Units and Difficulty with Predictive Models
- The unit of b is miles per usage.
- Because b is not dimensionless, it can be difficult to use in predictive models as changing units can change its magnitude.
- Normalizing numbers by standard deviation can help with hypothesis testing.
Base Theorem
In this section, the speaker introduces base theorem and explains how it works.
Introduction to Base Theorem
- Base theorem switches between given b and given a events being conditioned on each other.
Example: Identifying Spam Emails
- Gmail identifies spam emails partly by looking at email headers.
Probability of Spam Given Words
In this section, the speaker explains how to find the probability of spam given words and why it is easier to solve the opposite problem.
Finding the Opposite Conditional
- The opposite conditional is finding the probability of words given spam.
- This is easier because we can manually tag documents as spam or not spam and collect data on their word distributions.
Using Data to Solve for Probability
- By collecting data on tagged documents, we can find the distribution of words for both spam and non-spam emails.
- We can use this information to solve for probability of words given spam.
- We also need an estimate of the proportion of emails that are spam or not spam.
Solving for Probability of Spam Given Words
- Using Bayes' theorem, we can find the probability of spam given words by multiplying probability of words given spam with probability of spam divided by probability of words.
- To execute this formula, we need a lexicon or dictionary for probability of words and tagged data for both spam and non-spam emails.
Understanding Posterior Probability
In this section, the speaker explains how posterior probabilities work in Bayesian language.
Posterior Probability Definition
- Posterior probabilities are an update on prior probabilities based on new information.

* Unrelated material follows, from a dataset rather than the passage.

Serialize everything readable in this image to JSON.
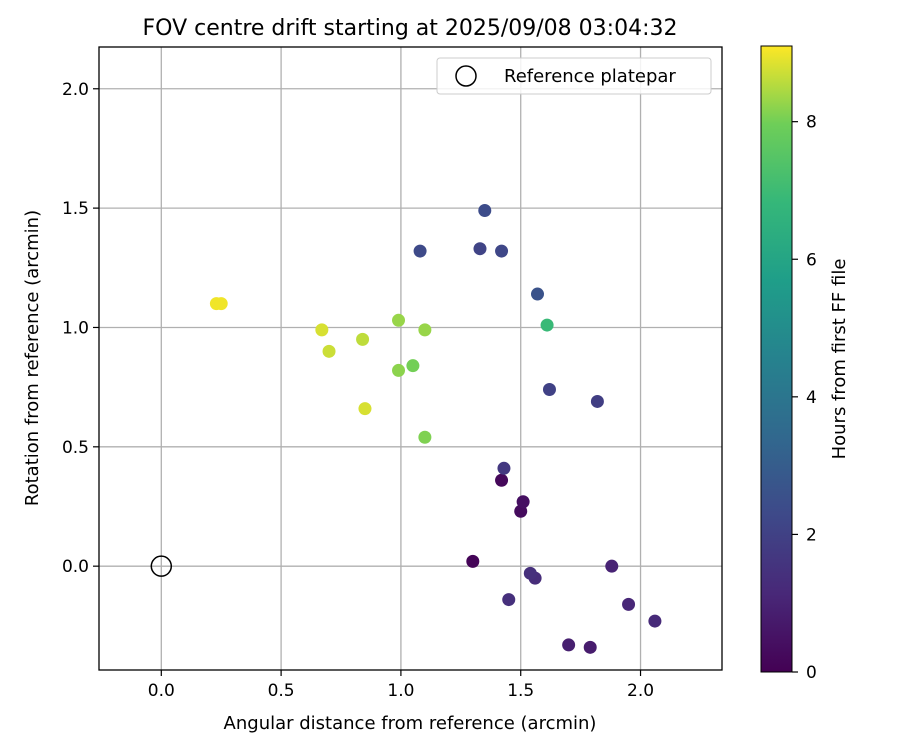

- For example, if we know certain words in an email, we have a better idea whether it is spam or not.
Examples
- Other examples include knowing someone's income to determine if they will buy a product or knowing someone's profession to determine if they will be interested in a certain topic.
- Knowing more information allows us to update our prior probabilities and make more accurate predictions.
Bayes Theorem and Machine Learning
In this section, the speaker discusses how Bayes theorem has become central to machine learning, particularly in decision-making problems such as those faced by autonomous cars.
Bayes Theorem in Machine Learning
- Bayes theorem is central to machine learning, especially in decision-making problems.
- Autonomous cars face a decision problem when something crosses the road. They must decide whether to stop or not based on what they see.
- To solve this problem using Bayes theorem, the program needs to be told what situations require stopping and which do not. This can be done by looking at situations where the car stopped and situations where it did not.
- By analyzing these situations, the program can determine whether to stop or not based on what it sees.
Other Supervised Learning Algorithms
- Linear discriminant analysis is another supervised learning algorithm that finds posterior distributions of being in a class given data.
- Bayesian belief networks are explicitly designed for this type of supervised learning.
Simple Rules vs. Bayesian Methods for Autonomous Cars
In this section, the speaker compares simple rules with Bayesian methods for programming autonomous cars.
Simple Rules for Autonomous Cars
- A simple rule for an autonomous car would be to stop if it sees something on the road.
- However, programming a car with simple rules becomes difficult when trying to account for all possible scenarios. For example, what should the car do if it doesn't see anything?
Bayesian Methods for Autonomous Cars
- Bayesian methods are more effective for programming autonomous cars because they can account for all possible scenarios.
- When the car encounters a word it has not seen before, Bayesian methods will do nothing and update its decision only when certain words are present.